Alright so the check in:
- Current weight: 169 lbs
- Initial goal: 159 lbs
- Adjusted goal: 164 lbs
- Weeks left: 3
Not great but picking up some momentum.
What’s been working: two a days for the mindset
As mentioned in the last update, aiming for two workouts daily has helped mentally. It’s just a nice way to bookend the days. I previously looked forward to my morning workouts. Adding the night cardio has been good in a few different ways.
- Getting reading in: the night cardio makes it clear that I can read while walking on a treadmill. It’s often time I’d waste on the couch on the phone anyway. So I think it’s helping clean up the info diet a bit as well.
- Getting writing in: I’ve been building up the journaling habit (using the 5 Minute Journal app) and have been getting back to blogging the past few weeks. It seems to be good for my head even if there are no extrinsic results. I’m not going viral or building the audience with these blog posts. But I’m probably being a little more present with reading and retaining information through writing. Good for the long game, maybe?
- Getting the pre-bed routine started
- Maybe some metabolism benefits (?) though this might backfire because there’s probably some mental thing of “oh I can eat a little more because I’ll do my cardio later…”
Also, just a note: writing makes the cardio time just disappear. Writing generally just makes time melt away for me. I love it when it’s on the treadmill or bike. I absolutely hate when time melts away while I’m sitting at a desk on a weekend.
Here I’ll just post that quote from A Million Miles in a Thousand Years as a reminder.
I only say this because part of the reason my life had become uninspiring is I’d sat down to earn a living. Literally, I sat in a chair and typed words. And that’s fine, because I like the work, and it pays the rent. But Jordan was right: my life was a blank page, and all I was putting on the page were words. I didn’t want to live in words anymore; I wanted to live in sweat and pain.
I already have a career behind a desk. I don’t want to spend the leisure behind it as well.
The “one workout must be outdoors” rule of 75 Hard is having some effect on me as well. I’m looking for more opportunities to get outside when possible.
What can be improved: After dinner snacking
There was a time in my life where I didn’t understand dessert. That’s exaggerating, but I usually reserved dessert for restaurant outings.
Now it’s as if I need to top the day off with dessert. I want to get that mentality out. Because it just seems so wasteful to eat well through the day and then toss it out the window with a little too much after dinner.
I’ll just throw a Bigger, Leaner, Stronger quote in here for some motivation. Michael Matthews describes the crystal ball of delusion:
be on the lookout for the lure of future virtue justifying today’s vice. Avoid the trap of viewing Future You as some abstract entity whose emotions and desires will be different than Present You’s. Realize that, when tomorrow comes, the chances of actually following through on what you didn’t do earlier are slim. More often than not, you’re going to find yourself in the exact same state of mind as previously, and you’re going to sell yourself a little further down the river.

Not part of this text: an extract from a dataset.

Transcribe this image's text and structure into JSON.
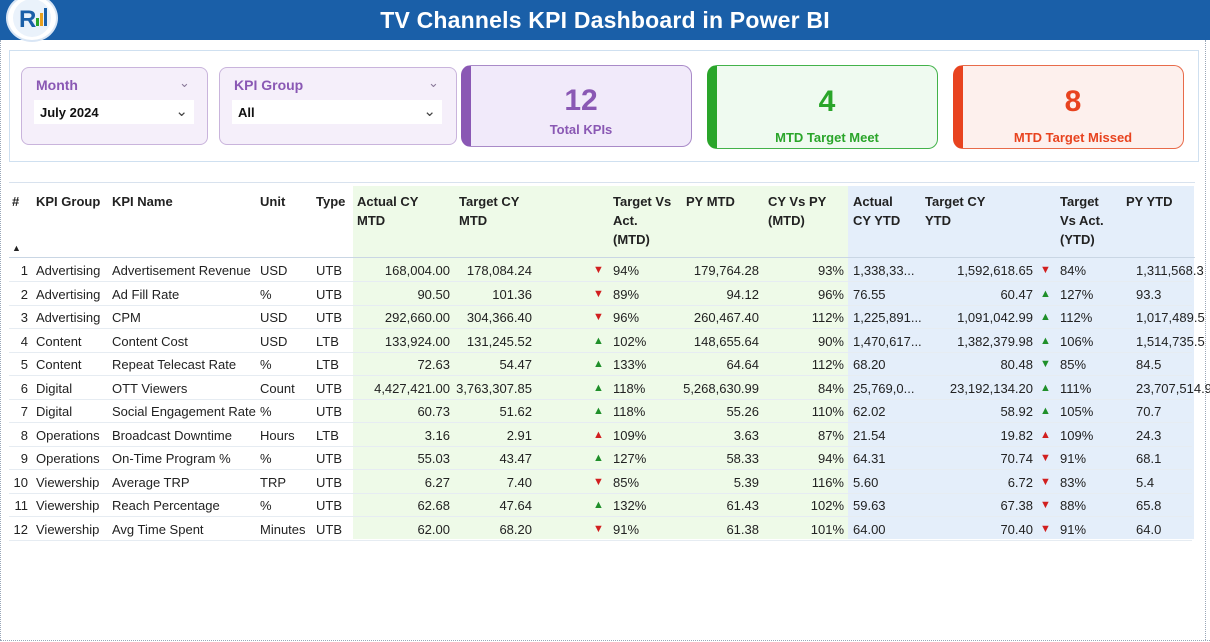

Which reminds me of something Tim Urban said in a Q&A: he doesn’t back the car into a parking spot, but it’s probably worth doing. You can do your future self a little favor by backing into parking spots.
I nearly always default to backing into parking spots. Not as a metaphor for life, but maybe I should start thinking of it that way.
What to experiment with: Bigger, Leaner, Stronger
Dan John has a saying along the lines of: it’s going so well, do you have suggestions for how can I screw it up? We get bored with boring things that work.
Doing RPT training 3X a week was working pretty well, but I want to switch it up a bit. Mostly for the sake of wanting to switch it up a bit.
Actually, there’s a little more reason: I’m making the time to work out daily so I should add some more weight sessions in if possible.
The argument against: you shouldn’t spend life in the gym. The argument for: time in the gym makes life outside of it better.
Or something.
Anyway, I started reviewing the 5-day program from Bigger, Leaner, Stronger and will try to use it in these last three weeks before my next NYC trip.
I did actually see results from it when I was doing it late last year. But then the gym shut down and I couldn’t reasonably replace the weight routine with lighter kettlebell equivalents without it just being an entirely different program altogether.
But I’m back to it, so I’ll let you know how it goes.